Member of the Kentucky Senate from the 6th district
- Incumbent
- Assumed office January 1, 2023
- Preceded by: C.B. Embry Jr. (redistricting)

Personal details
- Born: January 29, 1977 (age 49) Louisville, Kentucky, U.S.
- Party: Republican
- Spouse: Bowin Tichenor
- Children: 4
- Website: http://tichenorforkentucky.com/

= Lindsey Tichenor =

American politician (born 1977)

Lindsey E. Tichenor (born January 29, 1977) is an American politician and real estate agent from Kentucky. A member of the Republican Party, she has represented the 6th district in the Kentucky Senate since 2023.

== Biography ==
Tichenor was born in Louisville, Kentucky. She has worked as a real estate agent with Covenant Realty, LLC, and worked at Arbonne International. She has participated in outreach programs with Water Step (formerly Edge Outreach) and has served in various roles within the Oldham County Republican Party, including as education and district chair. She is also a member of the Oldham County Republican Women's Club.

== Political career ==
=== Elections ===
In 2022, Tichenor won the Republican nomination for Kentucky's 6th Senate District, defeating Bill Ferko with 54% of the vote. She subsequently won the general election against Democratic write-in candidate Brian Easley, receiving 94.5% of the vote.

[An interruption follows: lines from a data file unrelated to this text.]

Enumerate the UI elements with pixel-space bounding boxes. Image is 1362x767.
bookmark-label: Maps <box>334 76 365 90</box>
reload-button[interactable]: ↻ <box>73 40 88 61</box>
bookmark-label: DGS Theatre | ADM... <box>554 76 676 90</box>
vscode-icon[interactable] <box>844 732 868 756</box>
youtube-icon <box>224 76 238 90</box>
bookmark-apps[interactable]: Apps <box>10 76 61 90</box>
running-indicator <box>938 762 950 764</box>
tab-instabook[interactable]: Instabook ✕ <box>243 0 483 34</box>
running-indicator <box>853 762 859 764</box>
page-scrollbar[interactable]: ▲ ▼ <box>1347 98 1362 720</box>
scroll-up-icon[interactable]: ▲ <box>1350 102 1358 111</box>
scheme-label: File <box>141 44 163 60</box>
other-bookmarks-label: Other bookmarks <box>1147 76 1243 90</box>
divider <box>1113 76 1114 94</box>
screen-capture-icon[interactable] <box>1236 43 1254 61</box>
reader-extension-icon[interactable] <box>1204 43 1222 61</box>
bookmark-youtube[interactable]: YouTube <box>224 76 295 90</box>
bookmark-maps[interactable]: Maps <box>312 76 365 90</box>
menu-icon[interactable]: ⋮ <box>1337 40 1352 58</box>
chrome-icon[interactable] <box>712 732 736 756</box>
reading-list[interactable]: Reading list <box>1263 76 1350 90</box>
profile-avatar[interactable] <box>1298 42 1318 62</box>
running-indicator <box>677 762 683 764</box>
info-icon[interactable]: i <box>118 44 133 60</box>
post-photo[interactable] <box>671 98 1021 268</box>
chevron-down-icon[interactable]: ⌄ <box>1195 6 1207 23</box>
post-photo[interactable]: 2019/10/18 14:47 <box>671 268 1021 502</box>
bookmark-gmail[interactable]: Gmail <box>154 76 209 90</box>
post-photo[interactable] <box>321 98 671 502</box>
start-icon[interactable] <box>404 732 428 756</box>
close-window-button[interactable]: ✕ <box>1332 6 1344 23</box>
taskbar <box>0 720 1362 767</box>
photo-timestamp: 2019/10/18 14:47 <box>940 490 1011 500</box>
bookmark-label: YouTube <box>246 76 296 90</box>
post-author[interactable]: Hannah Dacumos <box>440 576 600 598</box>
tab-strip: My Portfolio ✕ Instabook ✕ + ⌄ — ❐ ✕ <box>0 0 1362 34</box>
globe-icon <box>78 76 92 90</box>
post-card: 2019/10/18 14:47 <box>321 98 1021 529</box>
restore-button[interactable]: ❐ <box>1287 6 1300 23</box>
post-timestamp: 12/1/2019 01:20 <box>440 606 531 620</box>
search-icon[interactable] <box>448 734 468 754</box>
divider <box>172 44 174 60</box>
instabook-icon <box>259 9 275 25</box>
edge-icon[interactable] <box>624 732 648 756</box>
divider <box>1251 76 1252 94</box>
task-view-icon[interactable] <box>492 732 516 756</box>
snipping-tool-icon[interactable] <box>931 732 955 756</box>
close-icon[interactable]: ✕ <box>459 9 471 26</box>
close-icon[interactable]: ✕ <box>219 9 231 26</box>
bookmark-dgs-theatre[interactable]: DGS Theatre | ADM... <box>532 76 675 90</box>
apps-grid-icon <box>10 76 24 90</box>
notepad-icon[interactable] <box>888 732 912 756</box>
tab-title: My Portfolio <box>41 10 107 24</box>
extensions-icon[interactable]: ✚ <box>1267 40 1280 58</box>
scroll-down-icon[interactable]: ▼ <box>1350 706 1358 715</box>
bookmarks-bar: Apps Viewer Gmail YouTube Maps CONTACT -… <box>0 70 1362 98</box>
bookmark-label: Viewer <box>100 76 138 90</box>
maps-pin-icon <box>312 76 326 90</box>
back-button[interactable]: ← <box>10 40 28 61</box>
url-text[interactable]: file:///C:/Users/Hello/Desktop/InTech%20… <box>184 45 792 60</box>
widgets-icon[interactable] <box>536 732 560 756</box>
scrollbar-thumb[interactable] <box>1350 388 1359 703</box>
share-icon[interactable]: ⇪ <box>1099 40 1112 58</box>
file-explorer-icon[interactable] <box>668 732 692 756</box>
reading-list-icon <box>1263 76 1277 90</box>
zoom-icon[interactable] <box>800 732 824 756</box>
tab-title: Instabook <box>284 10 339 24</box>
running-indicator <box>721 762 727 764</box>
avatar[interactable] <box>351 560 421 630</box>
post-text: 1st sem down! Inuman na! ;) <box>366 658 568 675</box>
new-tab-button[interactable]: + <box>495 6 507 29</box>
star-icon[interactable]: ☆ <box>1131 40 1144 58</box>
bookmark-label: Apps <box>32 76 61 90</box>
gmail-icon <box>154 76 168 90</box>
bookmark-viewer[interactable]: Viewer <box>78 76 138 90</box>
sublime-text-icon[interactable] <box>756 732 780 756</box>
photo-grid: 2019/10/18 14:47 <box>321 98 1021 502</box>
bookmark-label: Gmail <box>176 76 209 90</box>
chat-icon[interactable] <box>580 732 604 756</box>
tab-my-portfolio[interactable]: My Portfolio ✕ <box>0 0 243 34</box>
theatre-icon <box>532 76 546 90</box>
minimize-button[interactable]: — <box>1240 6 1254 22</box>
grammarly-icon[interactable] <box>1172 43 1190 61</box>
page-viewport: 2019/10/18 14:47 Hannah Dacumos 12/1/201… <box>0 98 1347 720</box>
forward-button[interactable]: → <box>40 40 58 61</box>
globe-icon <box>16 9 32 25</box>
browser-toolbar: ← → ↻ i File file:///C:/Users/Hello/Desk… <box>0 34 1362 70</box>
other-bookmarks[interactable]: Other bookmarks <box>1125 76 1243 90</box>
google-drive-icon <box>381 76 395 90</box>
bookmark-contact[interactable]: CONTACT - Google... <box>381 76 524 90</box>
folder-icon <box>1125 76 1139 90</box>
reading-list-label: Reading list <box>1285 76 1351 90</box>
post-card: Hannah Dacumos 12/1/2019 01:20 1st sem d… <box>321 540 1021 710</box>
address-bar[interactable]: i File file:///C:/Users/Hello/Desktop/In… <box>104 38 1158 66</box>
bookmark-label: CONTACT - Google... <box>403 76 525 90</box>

Tichenor has announced her intention to run for re-election in 2026.

=== Sponsored legislation ===
During her tenure, Tichenor has sponsored legislation on topics including religious liberty (SB60), antisemitism awareness in higher education (SJR55), tax exemptions for senior homeowners (SB67), opioid treatment research (SB240), and missing children alert system reform (SB289).